Each dataflow has an operator representing the entire dataflow. The address of said operator has only a single entry. For the example operator 515 above, you can find the name of the dataflow if you can find the name of the operator whose address is just “dataflow 21.”
-- get id and name of the operator representing the entirety of the dataflow
-- that a problematic operator comes from
SELECT
mdo.id AS id,
mdo.name AS name
FROM
mz_introspection.mz_dataflow_addresses mda,
-- source of operator names
mz_introspection.mz_dataflow_operators mdo,
-- view containing operators representing entire dataflows
(SELECT
mda.id AS dataflow_operator,
mda.address[1] AS dataflow_address
FROM
mz_introspection.mz_dataflow_addresses mda
WHERE
list_length(mda.address) = 1) dataflows
WHERE
mda.id = 515
AND mda.address[1] = dataflows.dataflow_address
AND mdo.id = dataflows.dataflow_operator;
I dropped an index, why haven’t my plans and dataflows changed?
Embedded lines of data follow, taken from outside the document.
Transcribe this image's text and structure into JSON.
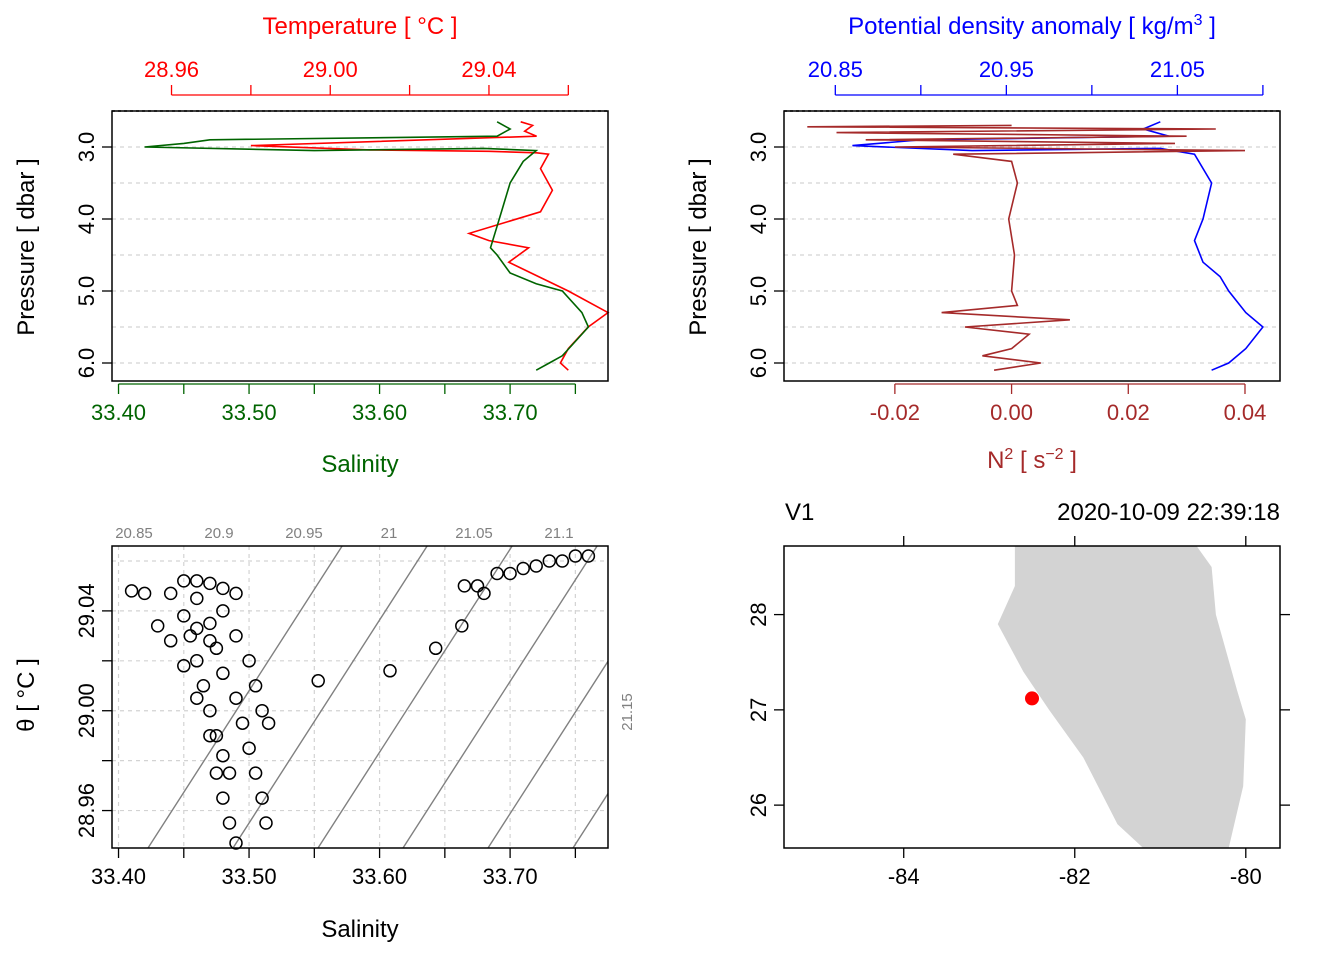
{
  "colors": {
    "temperature": "#ff0000",
    "salinity": "#006400",
    "density": "#0000ff",
    "n2": "#a52a2a",
    "land": "#d3d3d3",
    "station": "#ff0000",
    "grid": "#d3d3d3",
    "isopycnal": "#808080",
    "axis": "#000000"
  },
  "chart_data": [
    {
      "type": "line",
      "panel": "pressure-profile-temperature-salinity",
      "title_top": "Temperature [ °C ]",
      "xlabel": "Salinity",
      "ylabel": "Pressure [ dbar ]",
      "y_reversed": true,
      "ylim": [
        6.25,
        2.5
      ],
      "y_ticks": [
        "3.0",
        "4.0",
        "5.0",
        "6.0"
      ],
      "top_axis": {
        "name": "Temperature",
        "lim": [
          28.945,
          29.07
        ],
        "ticks": [
          "28.96",
          "29.00",
          "29.04"
        ]
      },
      "bottom_axis": {
        "name": "Salinity",
        "lim": [
          33.395,
          33.775
        ],
        "ticks": [
          "33.40",
          "33.50",
          "33.60",
          "33.70"
        ]
      },
      "grid": true,
      "series": [
        {
          "name": "Temperature",
          "points": [
            [
              29.048,
              2.65
            ],
            [
              29.051,
              2.7
            ],
            [
              29.049,
              2.78
            ],
            [
              29.052,
              2.85
            ],
            [
              28.98,
              2.98
            ],
            [
              29.01,
              3.04
            ],
            [
              29.04,
              3.06
            ],
            [
              29.052,
              3.08
            ],
            [
              29.055,
              3.1
            ],
            [
              29.053,
              3.3
            ],
            [
              29.056,
              3.6
            ],
            [
              29.053,
              3.9
            ],
            [
              29.035,
              4.2
            ],
            [
              29.04,
              4.3
            ],
            [
              29.05,
              4.4
            ],
            [
              29.045,
              4.6
            ],
            [
              29.06,
              5.0
            ],
            [
              29.07,
              5.3
            ],
            [
              29.065,
              5.5
            ],
            [
              29.06,
              5.8
            ],
            [
              29.058,
              6.0
            ],
            [
              29.06,
              6.1
            ]
          ]
        },
        {
          "name": "Salinity",
          "points": [
            [
              33.69,
              2.65
            ],
            [
              33.7,
              2.75
            ],
            [
              33.69,
              2.85
            ],
            [
              33.47,
              2.9
            ],
            [
              33.45,
              2.95
            ],
            [
              33.42,
              3.0
            ],
            [
              33.55,
              3.05
            ],
            [
              33.68,
              3.02
            ],
            [
              33.72,
              3.05
            ],
            [
              33.71,
              3.2
            ],
            [
              33.7,
              3.5
            ],
            [
              33.695,
              3.8
            ],
            [
              33.69,
              4.1
            ],
            [
              33.685,
              4.4
            ],
            [
              33.69,
              4.5
            ],
            [
              33.7,
              4.75
            ],
            [
              33.72,
              4.9
            ],
            [
              33.74,
              5.0
            ],
            [
              33.755,
              5.3
            ],
            [
              33.76,
              5.5
            ],
            [
              33.75,
              5.7
            ],
            [
              33.74,
              5.9
            ],
            [
              33.73,
              6.0
            ],
            [
              33.72,
              6.1
            ]
          ]
        }
      ]
    },
    {
      "type": "line",
      "panel": "pressure-profile-density-n2",
      "title_top": "Potential density anomaly [ kg/m",
      "title_top_sup": "3",
      "title_top_end": " ]",
      "xlabel": "N",
      "xlabel_sup": "2",
      "xlabel_unit": " [ s",
      "xlabel_unit_sup": "−2",
      "xlabel_end": " ]",
      "ylabel": "Pressure [ dbar ]",
      "y_reversed": true,
      "ylim": [
        6.25,
        2.5
      ],
      "y_ticks": [
        "3.0",
        "4.0",
        "5.0",
        "6.0"
      ],
      "top_axis": {
        "name": "Potential density anomaly",
        "lim": [
          20.82,
          21.11
        ],
        "ticks": [
          "20.85",
          "20.95",
          "21.05"
        ]
      },
      "bottom_axis": {
        "name": "N2",
        "lim": [
          -0.039,
          0.046
        ],
        "ticks": [
          "-0.02",
          "0.00",
          "0.02",
          "0.04"
        ]
      },
      "grid": true,
      "series": [
        {
          "name": "Potential density anomaly",
          "points": [
            [
              21.04,
              2.65
            ],
            [
              21.03,
              2.75
            ],
            [
              21.045,
              2.85
            ],
            [
              20.9,
              2.9
            ],
            [
              20.86,
              2.98
            ],
            [
              20.93,
              3.05
            ],
            [
              21.04,
              3.02
            ],
            [
              21.06,
              3.1
            ],
            [
              21.07,
              3.5
            ],
            [
              21.065,
              4.0
            ],
            [
              21.06,
              4.3
            ],
            [
              21.065,
              4.6
            ],
            [
              21.075,
              4.8
            ],
            [
              21.08,
              5.0
            ],
            [
              21.09,
              5.3
            ],
            [
              21.1,
              5.5
            ],
            [
              21.09,
              5.8
            ],
            [
              21.08,
              6.0
            ],
            [
              21.07,
              6.1
            ]
          ]
        },
        {
          "name": "N2",
          "points": [
            [
              0.0,
              2.7
            ],
            [
              -0.035,
              2.72
            ],
            [
              0.035,
              2.75
            ],
            [
              -0.03,
              2.8
            ],
            [
              0.03,
              2.85
            ],
            [
              -0.025,
              2.9
            ],
            [
              0.028,
              2.95
            ],
            [
              -0.02,
              3.0
            ],
            [
              0.04,
              3.05
            ],
            [
              -0.01,
              3.1
            ],
            [
              0.0,
              3.2
            ],
            [
              0.001,
              3.5
            ],
            [
              -0.0005,
              4.0
            ],
            [
              0.0005,
              4.5
            ],
            [
              0.0,
              5.0
            ],
            [
              0.001,
              5.2
            ],
            [
              -0.012,
              5.3
            ],
            [
              0.01,
              5.4
            ],
            [
              -0.008,
              5.5
            ],
            [
              0.003,
              5.6
            ],
            [
              0.0,
              5.8
            ],
            [
              -0.005,
              5.9
            ],
            [
              0.005,
              6.0
            ],
            [
              -0.003,
              6.1
            ]
          ]
        }
      ]
    },
    {
      "type": "scatter",
      "panel": "ts-diagram",
      "xlabel": "Salinity",
      "ylabel": "θ [ °C ]",
      "xlim": [
        33.395,
        33.775
      ],
      "ylim": [
        28.945,
        29.066
      ],
      "x_ticks": [
        "33.40",
        "33.50",
        "33.60",
        "33.70"
      ],
      "y_ticks": [
        "28.96",
        "29.00",
        "29.04"
      ],
      "isopycnal_labels": [
        "20.85",
        "20.9",
        "20.95",
        "21",
        "21.05",
        "21.1",
        "21.15"
      ],
      "grid": true,
      "points": [
        [
          33.41,
          29.048
        ],
        [
          33.42,
          29.047
        ],
        [
          33.44,
          29.047
        ],
        [
          33.45,
          29.052
        ],
        [
          33.46,
          29.052
        ],
        [
          33.47,
          29.051
        ],
        [
          33.48,
          29.049
        ],
        [
          33.49,
          29.047
        ],
        [
          33.43,
          29.034
        ],
        [
          33.44,
          29.028
        ],
        [
          33.45,
          29.018
        ],
        [
          33.46,
          29.005
        ],
        [
          33.47,
          28.99
        ],
        [
          33.475,
          28.975
        ],
        [
          33.48,
          28.965
        ],
        [
          33.485,
          28.955
        ],
        [
          33.49,
          28.947
        ],
        [
          33.455,
          29.03
        ],
        [
          33.46,
          29.02
        ],
        [
          33.465,
          29.01
        ],
        [
          33.47,
          29.0
        ],
        [
          33.475,
          28.99
        ],
        [
          33.48,
          28.982
        ],
        [
          33.485,
          28.975
        ],
        [
          33.46,
          29.045
        ],
        [
          33.47,
          29.035
        ],
        [
          33.475,
          29.025
        ],
        [
          33.48,
          29.015
        ],
        [
          33.49,
          29.005
        ],
        [
          33.495,
          28.995
        ],
        [
          33.5,
          28.985
        ],
        [
          33.505,
          28.975
        ],
        [
          33.51,
          28.965
        ],
        [
          33.513,
          28.955
        ],
        [
          33.48,
          29.04
        ],
        [
          33.49,
          29.03
        ],
        [
          33.5,
          29.02
        ],
        [
          33.505,
          29.01
        ],
        [
          33.51,
          29.0
        ],
        [
          33.515,
          28.995
        ],
        [
          33.45,
          29.038
        ],
        [
          33.46,
          29.033
        ],
        [
          33.47,
          29.028
        ],
        [
          33.553,
          29.012
        ],
        [
          33.608,
          29.016
        ],
        [
          33.643,
          29.025
        ],
        [
          33.663,
          29.034
        ],
        [
          33.665,
          29.05
        ],
        [
          33.675,
          29.05
        ],
        [
          33.68,
          29.047
        ],
        [
          33.69,
          29.055
        ],
        [
          33.7,
          29.055
        ],
        [
          33.71,
          29.057
        ],
        [
          33.72,
          29.058
        ],
        [
          33.73,
          29.06
        ],
        [
          33.74,
          29.06
        ],
        [
          33.75,
          29.062
        ],
        [
          33.76,
          29.062
        ]
      ]
    },
    {
      "type": "map",
      "panel": "station-map",
      "title_left": "V1",
      "title_right": "2020-10-09 22:39:18",
      "xlim": [
        -85.4,
        -79.6
      ],
      "ylim": [
        25.55,
        28.72
      ],
      "x_ticks": [
        -84,
        -82,
        -80
      ],
      "x_labels": [
        "-84",
        "-82",
        "-80"
      ],
      "y_ticks": [
        26,
        27,
        28
      ],
      "y_labels": [
        "26",
        "27",
        "28"
      ],
      "station": {
        "lon": -82.5,
        "lat": 27.12
      }
    }
  ]
}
It’s likely that your index has downstream dependencies. If an index has dependent objects downstream, its underlying dataflow will continue to be maintained and take up resources until all dependent object are dropped or altered, or Materialize is restarted.
To check if there are residual dataflows on a specific cluster, run the following query:
SET CLUSTER TO <cluster_name>;
SELECT ce.export_id AS dropped_index_id,
s.name AS dropped_index_name,
s.id AS dataflow_id
FROM mz_internal.mz_dataflow_arrangement_sizes s
JOIN mz_internal.mz_compute_exports ce ON ce.dataflow_id = s.id
LEFT JOIN mz_catalog.mz_objects o ON o.id = ce.export_id
WHERE o.id IS NULL;
You can then use the dropped_index_id
object identifier to list the downstream
dependencies of the residual dataflow, using:
SELECT do.id AS dependent_object_id,
do.name AS dependent_object_name,
db.name AS dependent_object_database,
s.name AS dependent_object_schema
FROM mz_internal.mz_compute_dependencies cd
LEFT JOIN mz_catalog.mz_objects do ON cd.object_id = do.id
LEFT JOIN mz_catalog.mz_schemas s ON do.schema_id = s.id
LEFT JOIN mz_catalog.mz_databases db ON s.database_id = db.id
WHERE cd.dependency_id = <dropped_index_id>;
To force a re-plan of the downstream objects that doesn’t consider the dropped index, you have to drop and recreate all downstream dependencies.